A: A strong background in either math or statistics is immensely helpful. Any analytical degree can help you get that – whether it’s mathematics, physics, computer engineering, or even something like accounting. 

On top of the mathematical skills, you need some technical skills – Python, SQL and working with databases, as well as R programming for more senior positions. 

AI and machine learning are an exciting aspect of data science, but they aren’t a requirement for entry-level or even mid-level data scientist jobs. There are plenty of awesome things you can do without AI (but knowing the fundamentals will help you stand out). 

Soft skills such as communication, collaboration, and creativity are also invaluable. This is an ever-evolving field so endless intellectual curiosity, too. 

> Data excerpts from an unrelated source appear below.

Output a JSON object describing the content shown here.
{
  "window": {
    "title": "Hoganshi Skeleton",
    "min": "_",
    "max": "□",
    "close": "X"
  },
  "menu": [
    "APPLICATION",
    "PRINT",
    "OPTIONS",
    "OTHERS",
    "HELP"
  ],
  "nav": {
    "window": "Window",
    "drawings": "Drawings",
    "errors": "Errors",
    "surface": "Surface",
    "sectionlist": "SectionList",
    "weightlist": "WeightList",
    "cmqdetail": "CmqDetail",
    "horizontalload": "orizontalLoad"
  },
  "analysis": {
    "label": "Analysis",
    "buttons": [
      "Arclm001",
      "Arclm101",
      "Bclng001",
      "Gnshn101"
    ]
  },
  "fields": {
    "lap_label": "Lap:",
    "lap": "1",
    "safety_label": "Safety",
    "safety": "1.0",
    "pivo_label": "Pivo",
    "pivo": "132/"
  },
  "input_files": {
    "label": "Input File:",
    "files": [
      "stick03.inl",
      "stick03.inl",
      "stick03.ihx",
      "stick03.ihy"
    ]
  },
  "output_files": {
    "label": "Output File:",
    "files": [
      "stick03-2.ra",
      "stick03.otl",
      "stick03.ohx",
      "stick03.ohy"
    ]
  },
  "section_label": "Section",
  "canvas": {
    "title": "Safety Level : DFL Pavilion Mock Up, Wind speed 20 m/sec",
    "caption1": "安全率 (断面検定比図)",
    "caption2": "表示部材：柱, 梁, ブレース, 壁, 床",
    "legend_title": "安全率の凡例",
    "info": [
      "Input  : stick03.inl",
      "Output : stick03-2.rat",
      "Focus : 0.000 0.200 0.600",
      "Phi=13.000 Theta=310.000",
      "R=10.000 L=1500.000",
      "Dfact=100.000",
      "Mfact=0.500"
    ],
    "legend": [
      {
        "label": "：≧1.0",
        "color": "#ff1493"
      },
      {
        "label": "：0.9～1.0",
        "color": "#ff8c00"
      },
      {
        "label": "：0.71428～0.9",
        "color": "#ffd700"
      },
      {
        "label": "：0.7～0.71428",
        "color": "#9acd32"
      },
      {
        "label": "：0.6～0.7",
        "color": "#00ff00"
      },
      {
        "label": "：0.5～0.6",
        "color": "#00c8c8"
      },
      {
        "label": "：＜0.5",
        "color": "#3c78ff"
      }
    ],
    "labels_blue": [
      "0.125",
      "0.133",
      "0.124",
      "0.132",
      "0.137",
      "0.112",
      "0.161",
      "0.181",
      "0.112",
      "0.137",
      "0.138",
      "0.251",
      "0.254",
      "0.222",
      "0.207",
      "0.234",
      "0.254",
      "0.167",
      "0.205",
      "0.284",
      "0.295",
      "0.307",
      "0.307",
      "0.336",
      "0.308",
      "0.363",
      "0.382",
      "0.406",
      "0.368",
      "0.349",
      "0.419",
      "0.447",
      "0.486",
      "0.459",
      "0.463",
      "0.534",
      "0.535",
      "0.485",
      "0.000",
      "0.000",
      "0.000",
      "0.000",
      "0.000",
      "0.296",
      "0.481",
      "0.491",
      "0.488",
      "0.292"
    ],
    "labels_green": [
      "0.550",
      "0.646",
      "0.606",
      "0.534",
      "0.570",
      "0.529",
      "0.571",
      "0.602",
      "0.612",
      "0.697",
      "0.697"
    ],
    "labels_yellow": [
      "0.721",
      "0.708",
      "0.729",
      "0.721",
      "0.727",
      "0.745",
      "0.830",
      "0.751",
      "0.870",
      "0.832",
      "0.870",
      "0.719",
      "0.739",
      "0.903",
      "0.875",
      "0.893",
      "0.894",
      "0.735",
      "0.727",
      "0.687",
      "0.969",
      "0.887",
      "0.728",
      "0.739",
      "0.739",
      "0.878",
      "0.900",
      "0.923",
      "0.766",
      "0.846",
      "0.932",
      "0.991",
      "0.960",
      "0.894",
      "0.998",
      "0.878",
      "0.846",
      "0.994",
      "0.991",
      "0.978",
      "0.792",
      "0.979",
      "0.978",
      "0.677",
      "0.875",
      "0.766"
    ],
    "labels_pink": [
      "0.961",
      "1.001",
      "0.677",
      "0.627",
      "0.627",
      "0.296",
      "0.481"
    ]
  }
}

Q: Is There a Demand for Data Scientists?

A: Yes, absolutely. Businesses are starving for rockstar data scientists. Using data in novel, unexpected, and impactful ways benefits both the company and the end customer. 

In fact, data-driven firms are 23 times more likely to attract new clients and by 2021, they will boost their profits by a healthy $1.8 trillion!

Safe to say that a data scientist is a huge asset to any company. 

Q: How Do I Get a Job in Data Science?

A: Start with a B.S. in an analytical field. The exact bachelor’s doesn’t matter as much as the coursework itself. Make sure you have some background in the following: 

  • Statistics and probability 
  • Mathematics (calculus, linear algebra)
  • Programming and IT (coding with Python and being fluent in SQL)

Further your skills through self-study – the Professional Certificate in Data Science by HarvardX is just one of the high-quality online courses available. 

Apply for an internship to get hands-on experience and mentorship from actual people in the field. 

Consider getting a M.S. or even Ph.D. if you want to work in cutting-edge fields like AI and deep learning. 

Q: What Can I Do With a Data Science Degree?

A: Data science is not a degree you can get at the B.S. level, but M.S. and Ph.D. programs will open doors to jobs at the forefront of the tech revolution. You can work on Artificial Intelligence and machine learning, as well as go into academia. With this advanced education, virtually all data scientist jobs will be an option for you.